What an excellent topic. I've heard recently that we don't see kindness like we used to. I'm not sure about that. I think we don't hear stories of kindness like we used to. I appreciate this post today. vb

Gloria Alden said...

Beautiful blog, Warren. I'm glad you had kind and caring people who took care of you.

The other day at a my Sinc meeting, my friend Irma told a new member about my finding a body in the woods. The new member was amazed that I didn't totally freak out and wasn't traumatized by it. It wasn't that I was callous and uncaring, but that I've been with dying people. In my early 20s, I held my father-in-law's hand all afternoon as he was dying of cancer in the hospital. Years later after teaching all day, I'd go down to my mother-in-law's and be with her as she was dying of cancer. I was with my brother when he died, too. He wasn't conscious, but I've heard he could still hear. My sister-in-law and his two daughters sang to him off and on all afternoon and evening. I was with my father earlier on his last day, and with my mother, too, a year later.

As others on this blog know, my eighteen year old son died of cancer in my arms. I don't think that is anything to do with my kindness for others. I deliver Mobile Meals, and in spite of an early recommendation that I don't spend time talking with them, I do. I think
having someone spend time talking and listening to them is as important as the meals they
get. I try to always be kind to others and appreciate the ones who helped me through my grieving time after my son's death. You'd be surprised how many avoided me because they didn't know what to say. No, I'm not callous and uncaring. I read the obituary of a young person, and I tear up. A character in a book dies, I get teary eyed, too. I even sometimes tear up when I murder someone in my books.

Larry W. Chavis said...

Good thoughts, especially in a time in which kindness seems in short supply. Each of us can help replenish the supply.
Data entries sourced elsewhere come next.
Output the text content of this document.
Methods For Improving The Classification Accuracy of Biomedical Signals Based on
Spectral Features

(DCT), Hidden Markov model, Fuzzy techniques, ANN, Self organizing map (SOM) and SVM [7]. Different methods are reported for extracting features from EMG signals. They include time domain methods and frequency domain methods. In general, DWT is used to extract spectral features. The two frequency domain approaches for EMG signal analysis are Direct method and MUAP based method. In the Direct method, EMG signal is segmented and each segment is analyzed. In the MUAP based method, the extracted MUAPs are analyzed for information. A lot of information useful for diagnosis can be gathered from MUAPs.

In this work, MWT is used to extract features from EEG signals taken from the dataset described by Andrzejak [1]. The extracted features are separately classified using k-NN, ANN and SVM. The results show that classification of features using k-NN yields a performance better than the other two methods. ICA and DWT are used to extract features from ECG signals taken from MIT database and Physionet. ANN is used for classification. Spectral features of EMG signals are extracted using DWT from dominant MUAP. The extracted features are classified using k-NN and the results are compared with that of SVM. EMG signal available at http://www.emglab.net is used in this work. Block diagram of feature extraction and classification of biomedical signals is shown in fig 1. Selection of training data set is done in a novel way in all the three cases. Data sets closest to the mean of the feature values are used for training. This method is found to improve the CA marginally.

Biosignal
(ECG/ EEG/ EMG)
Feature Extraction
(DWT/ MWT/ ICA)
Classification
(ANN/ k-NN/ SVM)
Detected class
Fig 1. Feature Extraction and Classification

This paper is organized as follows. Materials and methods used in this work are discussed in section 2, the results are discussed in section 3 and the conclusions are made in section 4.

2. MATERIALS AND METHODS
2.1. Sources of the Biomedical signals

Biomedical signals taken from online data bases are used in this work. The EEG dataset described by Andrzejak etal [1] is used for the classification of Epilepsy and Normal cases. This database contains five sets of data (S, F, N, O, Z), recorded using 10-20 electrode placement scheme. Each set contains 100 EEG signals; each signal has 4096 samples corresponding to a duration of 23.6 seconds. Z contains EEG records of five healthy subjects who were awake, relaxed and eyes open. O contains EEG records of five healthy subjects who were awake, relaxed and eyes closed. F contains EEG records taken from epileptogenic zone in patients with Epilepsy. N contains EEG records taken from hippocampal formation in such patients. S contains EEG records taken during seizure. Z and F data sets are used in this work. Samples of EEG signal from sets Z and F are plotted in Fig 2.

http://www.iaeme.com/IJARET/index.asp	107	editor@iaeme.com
Jacqueline Seewald said...

There are many good people in this world who will lend a helping hand. Glad you have been a recipient.

Geoff Mehl said...

Kindness, courtesy, sometimes just a smile. They are just so easy to do, cost so little, take such trivial effort to extend to those we encounter day in and day out. And better yet, it carries its own reward. In his series on Catholicism, Fr. Robert Barron made an intriguing point: if you're feeling lousy, miserable, unhappy, then make a batch of cookies and give them away to strangers. You'll feel better instantly.

Carla Damron said...

Lovely and moving post. Kindness can fix a whole lot of ills. We need more.

KM Rockwood said...

Kindness, strength, perseverance and gratitude.

Warren, you sum up a few of the most important things in life.

E. B. Davis said...

I remember those times when people have been kind to me. The memories still bring tears to my eyes.